Lawyers need not limit their pool of potential precedent to only similarly situated law firms, yet many often do. Throughout 2019, we will be using this new series, “Lessons from the Outside” to look at business practices from outside the legal industry that may provide valuable insight for lawyers, and possibly even examples to follow.
It comes as a shock to no one in the legal industry that lawyers love precedent. Even in the face of statutory language explicitly on point, lawyers will often look for case precedent applying the statute, just to make sure the statute has been interpreted in the same way as the lawyer thinks.
Lawyers are also quite adept at argument from analogy. It is rare to find precedents that are exactly on point with all facts and legal arguments of the case currently being worked, so lawyers look for the best similarities they can find and appeal to the logical connections.
This same skill set is often underutilized when it comes to implementing business practices within law firms. Here, lawyers rarely look to examples beyond other law firms, and sometimes limit their precedent examples to other law firms of similar size, practice areas, or geography. Unsurprisingly, this creates a fairly small pool of precedent.
Other professional services providers, such as accountants, and even industries like insurance and even retail can provide such precedents.
…[W]hen it comes to implementing business practices within law firms, lawyers rarely look to examples beyond other law firms, and sometimes limit their precedent examples to other law firms of similar size, practice areas, or geography. Unsurprisingly, this creates a fairly small pool of precedent.
For the first installment, my mind went back to an example from the American Institute of CPAs (AICPAs) from a few years ago. The article begins with a question as to why a tax preparer would want to become more efficient in preparing the return if it ultimately means billing less time. Lawyers should see an immediate similarity in philosophy.
As the author lays out the scenario, the accountant takes on a new client on an hourly basis. The first time the returns are prepared, the preparer must spend a fair amount of time familiarizing himself with the client’s accounts and other matters, and as a consequence, the final bill is higher than the accountant feels it should be. So, the bill is discounted back into line with what the preparer feels is a more reasonable price. The second year, the preparer is more efficient, but cannot now justify charging the client more money for less overall time spent when ultimately the same service was delivered. So, the bill is discounted again. In the third year, the time spent on the matter generates a bill below what the client has been charged the two previous years, but because the engagement was on an hourly basis, the accountant is out of luck. Even though the client has a demonstrated history of paying more for the outcome, the preparer can’t charge that much because the time doesn’t justify it.
In this scenario, the client wins three times; the preparer loses three times. But this didn’t need to be the case.
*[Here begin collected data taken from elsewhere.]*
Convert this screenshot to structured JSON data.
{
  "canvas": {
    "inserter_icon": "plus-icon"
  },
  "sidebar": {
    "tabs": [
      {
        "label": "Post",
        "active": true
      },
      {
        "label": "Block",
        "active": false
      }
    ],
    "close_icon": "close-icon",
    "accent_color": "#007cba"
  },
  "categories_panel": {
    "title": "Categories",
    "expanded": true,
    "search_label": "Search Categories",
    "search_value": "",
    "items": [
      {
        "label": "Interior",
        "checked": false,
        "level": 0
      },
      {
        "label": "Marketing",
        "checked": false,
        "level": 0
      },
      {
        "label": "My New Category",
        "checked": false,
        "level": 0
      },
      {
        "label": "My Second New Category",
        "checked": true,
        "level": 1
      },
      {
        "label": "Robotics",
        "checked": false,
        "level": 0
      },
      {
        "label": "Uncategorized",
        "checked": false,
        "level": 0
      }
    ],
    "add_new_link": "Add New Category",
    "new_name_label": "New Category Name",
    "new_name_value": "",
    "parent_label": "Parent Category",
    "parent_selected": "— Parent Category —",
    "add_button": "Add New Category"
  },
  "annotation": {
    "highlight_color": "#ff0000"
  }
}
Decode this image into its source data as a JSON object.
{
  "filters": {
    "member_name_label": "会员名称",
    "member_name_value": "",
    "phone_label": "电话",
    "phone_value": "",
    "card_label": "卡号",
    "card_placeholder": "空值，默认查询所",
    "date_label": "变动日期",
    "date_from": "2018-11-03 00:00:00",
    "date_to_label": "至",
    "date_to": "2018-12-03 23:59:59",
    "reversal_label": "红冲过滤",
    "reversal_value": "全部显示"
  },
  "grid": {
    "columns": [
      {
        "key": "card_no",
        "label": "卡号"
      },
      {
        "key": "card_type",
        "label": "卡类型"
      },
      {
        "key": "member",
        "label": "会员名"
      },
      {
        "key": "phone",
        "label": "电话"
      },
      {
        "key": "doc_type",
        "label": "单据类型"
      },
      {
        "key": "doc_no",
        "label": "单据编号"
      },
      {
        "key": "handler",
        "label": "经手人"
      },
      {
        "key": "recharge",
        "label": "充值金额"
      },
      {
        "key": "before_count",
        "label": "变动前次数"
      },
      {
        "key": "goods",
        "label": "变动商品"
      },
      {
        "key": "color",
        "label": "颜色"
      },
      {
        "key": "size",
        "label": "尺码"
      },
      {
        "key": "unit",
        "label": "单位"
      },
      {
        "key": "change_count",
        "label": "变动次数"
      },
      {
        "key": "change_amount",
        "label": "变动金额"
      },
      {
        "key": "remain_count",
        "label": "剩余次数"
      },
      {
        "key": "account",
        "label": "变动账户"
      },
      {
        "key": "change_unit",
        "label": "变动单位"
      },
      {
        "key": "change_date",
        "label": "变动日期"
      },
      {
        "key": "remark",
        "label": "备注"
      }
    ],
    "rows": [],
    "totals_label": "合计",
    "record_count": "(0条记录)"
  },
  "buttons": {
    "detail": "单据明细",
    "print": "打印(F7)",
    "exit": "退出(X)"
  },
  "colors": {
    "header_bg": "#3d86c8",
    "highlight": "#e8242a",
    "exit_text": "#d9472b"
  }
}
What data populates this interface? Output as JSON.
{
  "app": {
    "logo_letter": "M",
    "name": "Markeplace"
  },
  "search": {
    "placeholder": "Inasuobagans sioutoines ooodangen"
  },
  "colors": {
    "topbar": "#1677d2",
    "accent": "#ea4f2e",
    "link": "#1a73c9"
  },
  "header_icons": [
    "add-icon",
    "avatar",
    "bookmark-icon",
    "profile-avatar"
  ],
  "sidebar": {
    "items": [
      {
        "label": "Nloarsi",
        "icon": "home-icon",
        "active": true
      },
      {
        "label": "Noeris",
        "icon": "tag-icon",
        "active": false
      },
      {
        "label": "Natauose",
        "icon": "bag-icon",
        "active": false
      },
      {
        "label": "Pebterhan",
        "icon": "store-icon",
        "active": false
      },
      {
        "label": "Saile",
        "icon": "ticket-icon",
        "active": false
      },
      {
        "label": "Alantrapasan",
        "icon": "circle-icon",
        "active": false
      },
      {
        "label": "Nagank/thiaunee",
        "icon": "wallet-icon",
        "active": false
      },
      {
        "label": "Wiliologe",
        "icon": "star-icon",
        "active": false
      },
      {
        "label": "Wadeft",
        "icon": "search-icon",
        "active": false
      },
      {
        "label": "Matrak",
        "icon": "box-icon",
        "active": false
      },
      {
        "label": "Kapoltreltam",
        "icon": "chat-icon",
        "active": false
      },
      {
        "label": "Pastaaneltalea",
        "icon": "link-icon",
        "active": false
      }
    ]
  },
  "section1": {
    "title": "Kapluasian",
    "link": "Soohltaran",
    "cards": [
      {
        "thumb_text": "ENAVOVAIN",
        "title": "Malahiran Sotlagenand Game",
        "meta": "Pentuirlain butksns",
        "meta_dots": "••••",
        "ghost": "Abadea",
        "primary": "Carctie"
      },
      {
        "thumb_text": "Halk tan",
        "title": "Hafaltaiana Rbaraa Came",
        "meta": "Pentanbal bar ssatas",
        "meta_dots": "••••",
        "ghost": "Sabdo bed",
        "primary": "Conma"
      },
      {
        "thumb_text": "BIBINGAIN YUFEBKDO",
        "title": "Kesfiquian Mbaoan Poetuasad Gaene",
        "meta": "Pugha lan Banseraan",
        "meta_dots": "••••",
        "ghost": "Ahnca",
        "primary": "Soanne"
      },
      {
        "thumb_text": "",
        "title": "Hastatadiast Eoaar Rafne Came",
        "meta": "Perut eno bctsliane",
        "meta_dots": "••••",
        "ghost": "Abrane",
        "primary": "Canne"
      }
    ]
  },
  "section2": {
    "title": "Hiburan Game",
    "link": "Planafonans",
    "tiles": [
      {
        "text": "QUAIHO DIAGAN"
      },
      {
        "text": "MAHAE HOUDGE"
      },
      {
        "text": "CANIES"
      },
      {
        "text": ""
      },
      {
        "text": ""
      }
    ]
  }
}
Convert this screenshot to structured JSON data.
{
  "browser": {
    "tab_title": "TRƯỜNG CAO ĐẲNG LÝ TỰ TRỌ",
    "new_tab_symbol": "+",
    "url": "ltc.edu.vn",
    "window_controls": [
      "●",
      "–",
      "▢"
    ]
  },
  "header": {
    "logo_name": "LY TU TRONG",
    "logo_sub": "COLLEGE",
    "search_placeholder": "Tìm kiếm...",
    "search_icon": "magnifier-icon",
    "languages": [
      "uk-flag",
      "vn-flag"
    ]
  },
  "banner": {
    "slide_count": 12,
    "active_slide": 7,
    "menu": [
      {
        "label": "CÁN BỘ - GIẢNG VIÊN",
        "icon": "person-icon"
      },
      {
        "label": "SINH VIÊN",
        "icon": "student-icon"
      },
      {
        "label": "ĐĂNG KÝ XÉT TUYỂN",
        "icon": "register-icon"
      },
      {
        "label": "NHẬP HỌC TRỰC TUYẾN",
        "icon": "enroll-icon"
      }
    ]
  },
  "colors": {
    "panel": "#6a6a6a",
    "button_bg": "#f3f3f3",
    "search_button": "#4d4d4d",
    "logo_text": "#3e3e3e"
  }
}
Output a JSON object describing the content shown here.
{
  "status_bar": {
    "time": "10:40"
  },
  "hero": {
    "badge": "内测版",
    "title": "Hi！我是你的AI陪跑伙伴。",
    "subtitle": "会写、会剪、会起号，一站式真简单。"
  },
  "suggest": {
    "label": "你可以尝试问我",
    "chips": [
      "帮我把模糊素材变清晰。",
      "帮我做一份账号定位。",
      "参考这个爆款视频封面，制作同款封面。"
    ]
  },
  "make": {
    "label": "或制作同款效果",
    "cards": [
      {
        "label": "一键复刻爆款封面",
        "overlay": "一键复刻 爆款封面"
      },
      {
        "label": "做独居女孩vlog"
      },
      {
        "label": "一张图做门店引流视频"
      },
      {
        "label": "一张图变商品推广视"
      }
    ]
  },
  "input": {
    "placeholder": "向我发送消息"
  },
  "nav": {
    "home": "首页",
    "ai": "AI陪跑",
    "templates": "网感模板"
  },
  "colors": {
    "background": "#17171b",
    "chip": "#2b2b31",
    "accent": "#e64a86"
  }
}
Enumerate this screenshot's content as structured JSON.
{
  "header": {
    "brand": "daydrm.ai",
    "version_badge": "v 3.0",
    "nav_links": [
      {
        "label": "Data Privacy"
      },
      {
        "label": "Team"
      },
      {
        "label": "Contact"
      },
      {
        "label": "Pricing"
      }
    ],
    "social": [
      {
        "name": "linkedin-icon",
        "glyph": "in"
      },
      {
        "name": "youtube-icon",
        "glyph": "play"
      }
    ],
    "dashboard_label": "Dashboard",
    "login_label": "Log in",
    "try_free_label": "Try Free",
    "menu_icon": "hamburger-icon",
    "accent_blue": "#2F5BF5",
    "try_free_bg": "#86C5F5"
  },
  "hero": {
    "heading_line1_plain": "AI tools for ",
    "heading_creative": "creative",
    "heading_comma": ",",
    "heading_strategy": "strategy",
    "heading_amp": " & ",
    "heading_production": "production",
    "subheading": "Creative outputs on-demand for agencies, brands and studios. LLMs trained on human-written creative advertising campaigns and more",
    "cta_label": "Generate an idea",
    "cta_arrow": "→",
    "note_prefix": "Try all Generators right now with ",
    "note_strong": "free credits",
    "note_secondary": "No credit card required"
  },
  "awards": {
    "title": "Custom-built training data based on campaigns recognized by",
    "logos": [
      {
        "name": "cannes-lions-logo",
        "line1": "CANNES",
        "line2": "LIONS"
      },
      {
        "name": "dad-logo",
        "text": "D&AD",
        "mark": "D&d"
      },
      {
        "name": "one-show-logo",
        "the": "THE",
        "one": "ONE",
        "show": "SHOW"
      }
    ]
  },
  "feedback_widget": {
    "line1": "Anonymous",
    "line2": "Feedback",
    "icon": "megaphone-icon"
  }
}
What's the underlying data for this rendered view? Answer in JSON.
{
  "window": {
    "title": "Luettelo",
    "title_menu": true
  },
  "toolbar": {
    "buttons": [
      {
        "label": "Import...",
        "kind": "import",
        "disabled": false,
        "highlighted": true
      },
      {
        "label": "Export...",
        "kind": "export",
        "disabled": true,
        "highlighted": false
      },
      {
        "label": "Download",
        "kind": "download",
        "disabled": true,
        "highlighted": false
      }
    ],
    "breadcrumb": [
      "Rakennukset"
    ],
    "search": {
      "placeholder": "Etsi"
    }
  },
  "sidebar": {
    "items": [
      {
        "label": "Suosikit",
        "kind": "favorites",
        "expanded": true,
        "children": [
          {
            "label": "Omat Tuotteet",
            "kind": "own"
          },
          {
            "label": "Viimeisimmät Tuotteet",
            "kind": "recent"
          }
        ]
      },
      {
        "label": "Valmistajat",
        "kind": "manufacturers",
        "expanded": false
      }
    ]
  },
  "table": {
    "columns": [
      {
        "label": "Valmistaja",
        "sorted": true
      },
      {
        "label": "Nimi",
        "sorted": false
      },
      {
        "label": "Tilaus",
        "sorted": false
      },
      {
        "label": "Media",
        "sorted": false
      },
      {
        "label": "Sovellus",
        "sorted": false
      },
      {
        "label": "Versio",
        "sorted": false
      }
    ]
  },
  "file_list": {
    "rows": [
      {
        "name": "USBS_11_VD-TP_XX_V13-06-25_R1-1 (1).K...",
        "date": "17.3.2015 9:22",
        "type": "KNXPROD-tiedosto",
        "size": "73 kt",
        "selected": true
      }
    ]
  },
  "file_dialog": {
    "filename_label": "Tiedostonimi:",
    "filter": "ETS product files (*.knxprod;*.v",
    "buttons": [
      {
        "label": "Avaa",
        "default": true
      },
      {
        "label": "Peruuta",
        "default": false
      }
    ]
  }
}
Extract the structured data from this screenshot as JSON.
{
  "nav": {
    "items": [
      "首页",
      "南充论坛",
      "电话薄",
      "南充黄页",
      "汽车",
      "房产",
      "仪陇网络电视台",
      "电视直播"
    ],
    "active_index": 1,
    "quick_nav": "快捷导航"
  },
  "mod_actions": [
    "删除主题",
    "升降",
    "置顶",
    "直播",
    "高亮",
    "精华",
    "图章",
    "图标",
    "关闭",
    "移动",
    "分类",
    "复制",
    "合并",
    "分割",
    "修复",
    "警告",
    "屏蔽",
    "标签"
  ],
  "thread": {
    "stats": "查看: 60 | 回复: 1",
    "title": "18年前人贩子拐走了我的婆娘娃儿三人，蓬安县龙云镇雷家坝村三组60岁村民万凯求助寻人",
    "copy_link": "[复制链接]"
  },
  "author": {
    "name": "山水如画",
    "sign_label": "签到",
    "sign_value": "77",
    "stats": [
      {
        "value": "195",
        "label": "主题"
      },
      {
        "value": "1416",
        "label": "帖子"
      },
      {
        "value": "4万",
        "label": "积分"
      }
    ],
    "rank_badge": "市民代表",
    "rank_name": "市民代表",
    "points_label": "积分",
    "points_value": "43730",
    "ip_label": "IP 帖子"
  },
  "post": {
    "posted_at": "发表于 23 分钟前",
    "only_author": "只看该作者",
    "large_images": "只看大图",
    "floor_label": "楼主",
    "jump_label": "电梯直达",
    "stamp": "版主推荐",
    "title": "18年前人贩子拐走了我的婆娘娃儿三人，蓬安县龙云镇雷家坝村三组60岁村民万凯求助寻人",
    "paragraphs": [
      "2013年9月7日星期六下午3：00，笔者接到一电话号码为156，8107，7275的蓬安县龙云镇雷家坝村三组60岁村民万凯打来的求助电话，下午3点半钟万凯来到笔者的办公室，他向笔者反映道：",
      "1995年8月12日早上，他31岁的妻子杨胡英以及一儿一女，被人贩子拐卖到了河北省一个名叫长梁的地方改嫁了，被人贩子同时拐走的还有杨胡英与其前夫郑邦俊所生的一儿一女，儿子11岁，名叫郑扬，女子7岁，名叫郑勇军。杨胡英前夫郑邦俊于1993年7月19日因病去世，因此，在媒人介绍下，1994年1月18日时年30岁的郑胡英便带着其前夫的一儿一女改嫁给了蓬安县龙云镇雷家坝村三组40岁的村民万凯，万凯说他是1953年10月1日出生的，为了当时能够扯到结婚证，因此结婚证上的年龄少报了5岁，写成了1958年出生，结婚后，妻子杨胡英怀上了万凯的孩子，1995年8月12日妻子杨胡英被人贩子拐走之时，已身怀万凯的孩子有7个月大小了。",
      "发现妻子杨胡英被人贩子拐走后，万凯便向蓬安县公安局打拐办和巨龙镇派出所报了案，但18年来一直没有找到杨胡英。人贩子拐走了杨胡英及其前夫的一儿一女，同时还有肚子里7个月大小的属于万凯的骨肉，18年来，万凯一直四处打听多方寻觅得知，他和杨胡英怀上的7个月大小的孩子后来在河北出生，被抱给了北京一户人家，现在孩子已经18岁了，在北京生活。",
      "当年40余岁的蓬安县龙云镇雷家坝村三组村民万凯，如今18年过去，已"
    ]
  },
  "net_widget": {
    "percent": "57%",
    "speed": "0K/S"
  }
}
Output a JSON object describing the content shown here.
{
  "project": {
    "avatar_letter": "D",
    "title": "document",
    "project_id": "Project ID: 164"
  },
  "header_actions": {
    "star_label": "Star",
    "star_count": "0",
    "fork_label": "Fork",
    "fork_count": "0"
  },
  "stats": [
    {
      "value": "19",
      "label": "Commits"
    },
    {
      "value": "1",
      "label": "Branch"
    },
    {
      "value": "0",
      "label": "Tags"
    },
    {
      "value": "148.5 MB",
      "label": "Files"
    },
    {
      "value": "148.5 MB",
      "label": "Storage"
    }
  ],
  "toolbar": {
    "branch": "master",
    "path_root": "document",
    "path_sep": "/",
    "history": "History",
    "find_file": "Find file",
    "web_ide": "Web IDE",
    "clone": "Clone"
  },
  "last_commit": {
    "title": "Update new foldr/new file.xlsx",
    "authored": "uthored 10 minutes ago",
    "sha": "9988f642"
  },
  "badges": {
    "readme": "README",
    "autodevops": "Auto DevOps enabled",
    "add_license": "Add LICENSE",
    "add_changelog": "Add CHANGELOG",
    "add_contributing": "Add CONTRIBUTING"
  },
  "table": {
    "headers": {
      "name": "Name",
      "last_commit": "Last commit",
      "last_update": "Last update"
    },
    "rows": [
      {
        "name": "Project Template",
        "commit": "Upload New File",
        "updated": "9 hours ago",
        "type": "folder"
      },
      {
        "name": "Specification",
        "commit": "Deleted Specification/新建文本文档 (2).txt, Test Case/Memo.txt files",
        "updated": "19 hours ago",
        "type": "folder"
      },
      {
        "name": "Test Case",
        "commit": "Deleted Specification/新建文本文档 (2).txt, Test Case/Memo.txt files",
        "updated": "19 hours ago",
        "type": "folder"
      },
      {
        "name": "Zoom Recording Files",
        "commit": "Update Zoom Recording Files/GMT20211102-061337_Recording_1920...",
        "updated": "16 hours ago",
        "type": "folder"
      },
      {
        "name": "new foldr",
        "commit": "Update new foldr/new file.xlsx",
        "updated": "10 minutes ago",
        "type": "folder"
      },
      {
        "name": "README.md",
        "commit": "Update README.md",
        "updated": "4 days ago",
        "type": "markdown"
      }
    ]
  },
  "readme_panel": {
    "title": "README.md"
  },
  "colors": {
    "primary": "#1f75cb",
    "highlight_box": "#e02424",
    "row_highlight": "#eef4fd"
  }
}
The preparer had an idea already in mind about how much preparing the return should cost. Had the initial engagement simply reflected that, the scenario could have been a win-win. The client would have received a consistent price for services rendered and the preparer would have reaped the eventual benefits of improved efficiency.
Much of this should ring true to lawyers. Most lawyers have the same impulse to bill based on gut instinct. In a paper we released a few years ago, we found that 75% of law firm partners apply discounts to their matter to simply arrive at a number they feel will make the bill work for the client.
A billing and discounting strategy that lacks a data-driven foundation provides a shaky groundwork upon which to base a profitable practice.
To be sure, there are serious problems with this practice. A billing and discounting strategy that lacks a data-driven foundation provides a shaky groundwork upon which to base a profitable practice.
But the impulse itself is instructive. Despite lawyers’ loyalty to the billable hour, the data shows that the majority of lawyers may actually favor more value-based billing arrangements. They are already applying discounts with the end-goal in mind of arriving at a number that the client will find palatable; and further, they believe their experience will help guide them to what that number should be. In other words, the number of hours spent on a matter often takes a backseat to what the reasonable price range for the outcome should be.
Ultimately, a matter priced on value delivered rather than time spent is a matter where increased efficiency accrues to the benefit of the lawyer, particularly for repeat business. In the AICPAs example, the preparer there would have benefited from improved efficiency by the third year, and every year beyond.
Yes, it requires a short-term sacrifice. But in truth, most lawyers are already making that sacrifice by discounting bills they believe the client will perceive as too high. They’re just losing out on the opportunity for long-term gain.